Zeit genug für Analyse und Abrechnung. Wer am ersten Maisonntag des Jahres 1992 den Moskauer Gorkipark besuchte, konnte dort schon von Ferne die Stimme des kämpferischen Altkaders Ligatschow hören. Dort machte er vor Besuchern des Festivals zum 80. Jahrestag der noch von Lenin gegründeten Parteizeitung »Prawda« mobil. Die Veränderungen in der einstigen Sowjetunion nannte er eine »wirkliche Konterrevolution« und rief Arbeiter, Bauern und Angehörige der Intelligenz auf, sich dagegen im Kampf zu vereinen.

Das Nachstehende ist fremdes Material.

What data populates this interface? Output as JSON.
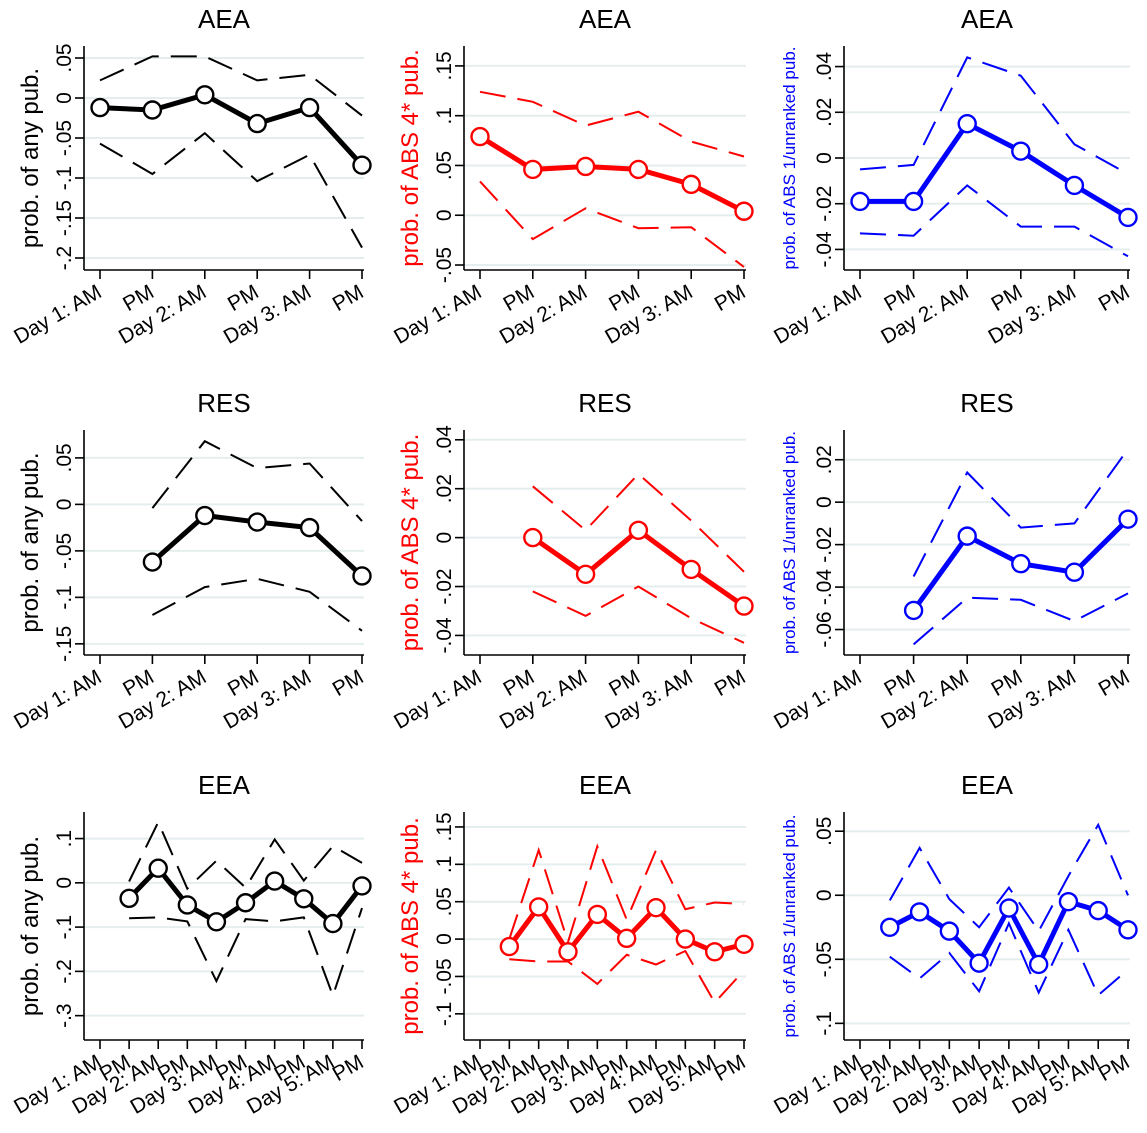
{
  "chart_data": [
    {
      "type": "line",
      "title": "AEA",
      "ylabel": "prob. of any pub.",
      "color": "#000000",
      "categories": [
        "Day 1: AM",
        "PM",
        "Day 2: AM",
        "PM",
        "Day 3: AM",
        "PM"
      ],
      "yticks": [
        ".05",
        "0",
        "-.05",
        "-.1",
        "-.15",
        "-.2"
      ],
      "ylim": [
        -0.215,
        0.065
      ],
      "series": [
        {
          "role": "estimate",
          "values": [
            -0.012,
            -0.015,
            0.004,
            -0.032,
            -0.012,
            -0.084
          ]
        },
        {
          "role": "upper_ci",
          "values": [
            0.022,
            0.052,
            0.052,
            0.022,
            0.029,
            -0.022
          ]
        },
        {
          "role": "lower_ci",
          "values": [
            -0.057,
            -0.095,
            -0.044,
            -0.104,
            -0.071,
            -0.187
          ]
        }
      ]
    },
    {
      "type": "line",
      "title": "AEA",
      "ylabel": "prob. of ABS 4* pub.",
      "color": "#ff0000",
      "categories": [
        "Day 1: AM",
        "PM",
        "Day 2: AM",
        "PM",
        "Day 3: AM",
        "PM"
      ],
      "yticks": [
        ".15",
        ".1",
        ".05",
        "0",
        "-.05"
      ],
      "ylim": [
        -0.055,
        0.17
      ],
      "series": [
        {
          "role": "estimate",
          "values": [
            0.079,
            0.046,
            0.049,
            0.046,
            0.031,
            0.004
          ]
        },
        {
          "role": "upper_ci",
          "values": [
            0.124,
            0.114,
            0.09,
            0.104,
            0.074,
            0.059
          ]
        },
        {
          "role": "lower_ci",
          "values": [
            0.034,
            -0.024,
            0.007,
            -0.013,
            -0.012,
            -0.052
          ]
        }
      ]
    },
    {
      "type": "line",
      "title": "AEA",
      "ylabel": "prob. of ABS 1/unranked pub.",
      "color": "#0000ff",
      "categories": [
        "Day 1: AM",
        "PM",
        "Day 2: AM",
        "PM",
        "Day 3: AM",
        "PM"
      ],
      "yticks": [
        ".04",
        ".02",
        "0",
        "-.02",
        "-.04"
      ],
      "ylim": [
        -0.049,
        0.049
      ],
      "series": [
        {
          "role": "estimate",
          "values": [
            -0.019,
            -0.019,
            0.015,
            0.003,
            -0.012,
            -0.026
          ]
        },
        {
          "role": "upper_ci",
          "values": [
            -0.005,
            -0.003,
            0.044,
            0.036,
            0.006,
            -0.007
          ]
        },
        {
          "role": "lower_ci",
          "values": [
            -0.033,
            -0.034,
            -0.012,
            -0.03,
            -0.03,
            -0.043
          ]
        }
      ]
    },
    {
      "type": "line",
      "title": "RES",
      "ylabel": "prob. of any pub.",
      "color": "#000000",
      "categories": [
        "Day 1: AM",
        "PM",
        "Day 2: AM",
        "PM",
        "Day 3: AM",
        "PM"
      ],
      "yticks": [
        ".05",
        "0",
        "-.05",
        "-.1",
        "-.15"
      ],
      "ylim": [
        -0.162,
        0.08
      ],
      "series": [
        {
          "role": "estimate",
          "values": [
            null,
            -0.062,
            -0.012,
            -0.019,
            -0.025,
            -0.077
          ]
        },
        {
          "role": "upper_ci",
          "values": [
            null,
            -0.004,
            0.068,
            0.039,
            0.044,
            -0.018
          ]
        },
        {
          "role": "lower_ci",
          "values": [
            null,
            -0.119,
            -0.089,
            -0.08,
            -0.094,
            -0.136
          ]
        }
      ]
    },
    {
      "type": "line",
      "title": "RES",
      "ylabel": "prob. of ABS 4* pub.",
      "color": "#ff0000",
      "categories": [
        "Day 1: AM",
        "PM",
        "Day 2: AM",
        "PM",
        "Day 3: AM",
        "PM"
      ],
      "yticks": [
        ".04",
        ".02",
        "0",
        "-.02",
        "-.04"
      ],
      "ylim": [
        -0.048,
        0.044
      ],
      "series": [
        {
          "role": "estimate",
          "values": [
            null,
            0.0,
            -0.015,
            0.003,
            -0.013,
            -0.028
          ]
        },
        {
          "role": "upper_ci",
          "values": [
            null,
            0.021,
            0.003,
            0.026,
            0.007,
            -0.014
          ]
        },
        {
          "role": "lower_ci",
          "values": [
            null,
            -0.022,
            -0.032,
            -0.02,
            -0.033,
            -0.043
          ]
        }
      ]
    },
    {
      "type": "line",
      "title": "RES",
      "ylabel": "prob. of ABS 1/unranked pub.",
      "color": "#0000ff",
      "categories": [
        "Day 1: AM",
        "PM",
        "Day 2: AM",
        "PM",
        "Day 3: AM",
        "PM"
      ],
      "yticks": [
        ".02",
        "0",
        "-.02",
        "-.04",
        "-.06"
      ],
      "ylim": [
        -0.072,
        0.034
      ],
      "series": [
        {
          "role": "estimate",
          "values": [
            null,
            -0.051,
            -0.016,
            -0.029,
            -0.033,
            -0.008
          ]
        },
        {
          "role": "upper_ci",
          "values": [
            null,
            -0.035,
            0.014,
            -0.012,
            -0.01,
            0.025
          ]
        },
        {
          "role": "lower_ci",
          "values": [
            null,
            -0.067,
            -0.045,
            -0.046,
            -0.056,
            -0.043
          ]
        }
      ]
    },
    {
      "type": "line",
      "title": "EEA",
      "ylabel": "prob. of any pub.",
      "color": "#000000",
      "categories": [
        "Day 1: AM",
        "PM",
        "Day 2: AM",
        "PM",
        "Day 3: AM",
        "PM",
        "Day 4: AM",
        "PM",
        "Day 5: AM",
        "PM"
      ],
      "yticks": [
        ".1",
        "0",
        "-.1",
        "-.2",
        "-.3"
      ],
      "ylim": [
        -0.355,
        0.16
      ],
      "series": [
        {
          "role": "estimate",
          "values": [
            null,
            -0.035,
            0.033,
            -0.05,
            -0.088,
            -0.045,
            0.004,
            -0.036,
            -0.092,
            -0.007
          ]
        },
        {
          "role": "upper_ci",
          "values": [
            null,
            0.003,
            0.137,
            -0.013,
            0.05,
            -0.011,
            0.098,
            0.005,
            0.083,
            0.045
          ]
        },
        {
          "role": "lower_ci",
          "values": [
            null,
            -0.08,
            -0.078,
            -0.087,
            -0.222,
            -0.082,
            -0.087,
            -0.078,
            -0.255,
            -0.057
          ]
        }
      ]
    },
    {
      "type": "line",
      "title": "EEA",
      "ylabel": "prob. of ABS 4* pub.",
      "color": "#ff0000",
      "categories": [
        "Day 1: AM",
        "PM",
        "Day 2: AM",
        "PM",
        "Day 3: AM",
        "PM",
        "Day 4: AM",
        "PM",
        "Day 5: AM",
        "PM"
      ],
      "yticks": [
        ".15",
        ".1",
        ".05",
        "0",
        "-.05",
        "-.1"
      ],
      "ylim": [
        -0.135,
        0.17
      ],
      "series": [
        {
          "role": "estimate",
          "values": [
            null,
            -0.01,
            0.043,
            -0.017,
            0.033,
            0.001,
            0.042,
            0.0,
            -0.017,
            -0.007
          ]
        },
        {
          "role": "upper_ci",
          "values": [
            null,
            0.0,
            0.119,
            -0.004,
            0.124,
            0.026,
            0.119,
            0.04,
            0.049,
            0.047
          ]
        },
        {
          "role": "lower_ci",
          "values": [
            null,
            -0.027,
            -0.03,
            -0.03,
            -0.06,
            -0.021,
            -0.034,
            -0.016,
            -0.085,
            -0.042
          ]
        }
      ]
    },
    {
      "type": "line",
      "title": "EEA",
      "ylabel": "prob. of ABS 1/unranked pub.",
      "color": "#0000ff",
      "categories": [
        "Day 1: AM",
        "PM",
        "Day 2: AM",
        "PM",
        "Day 3: AM",
        "PM",
        "Day 4: AM",
        "PM",
        "Day 5: AM",
        "PM"
      ],
      "yticks": [
        ".05",
        "0",
        "-.05",
        "-.1"
      ],
      "ylim": [
        -0.113,
        0.065
      ],
      "series": [
        {
          "role": "estimate",
          "values": [
            null,
            -0.025,
            -0.013,
            -0.028,
            -0.053,
            -0.01,
            -0.054,
            -0.005,
            -0.012,
            -0.027
          ]
        },
        {
          "role": "upper_ci",
          "values": [
            null,
            -0.004,
            0.037,
            -0.003,
            -0.025,
            0.006,
            -0.028,
            0.015,
            0.055,
            0.0
          ]
        },
        {
          "role": "lower_ci",
          "values": [
            null,
            -0.048,
            -0.065,
            -0.045,
            -0.075,
            -0.022,
            -0.076,
            -0.027,
            -0.078,
            -0.058
          ]
        }
      ]
    }
  ]
}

Die Bezeichnung Revolutionär hätte er sicher gelten lassen. Ein Putschist gewesen zu sein, wies er ein paar Monate später aber zurück. »Dokumente« sollten belegen, dass Ligatschow im August 1990 an den Platz Gorbatschows hätte treten sollen. Das Dementi ist glaubhaft. Schon wegen des Hinweises, dass er »in den vergangenen Monaten keinerlei Kontakt« zu den zeitweiligen Machthabern gehabt habe. Der »Skandal« versickert, und warum auch hätte ein potentieller Nutznießer zwangsläufig beteiligt gewesen sein müssen?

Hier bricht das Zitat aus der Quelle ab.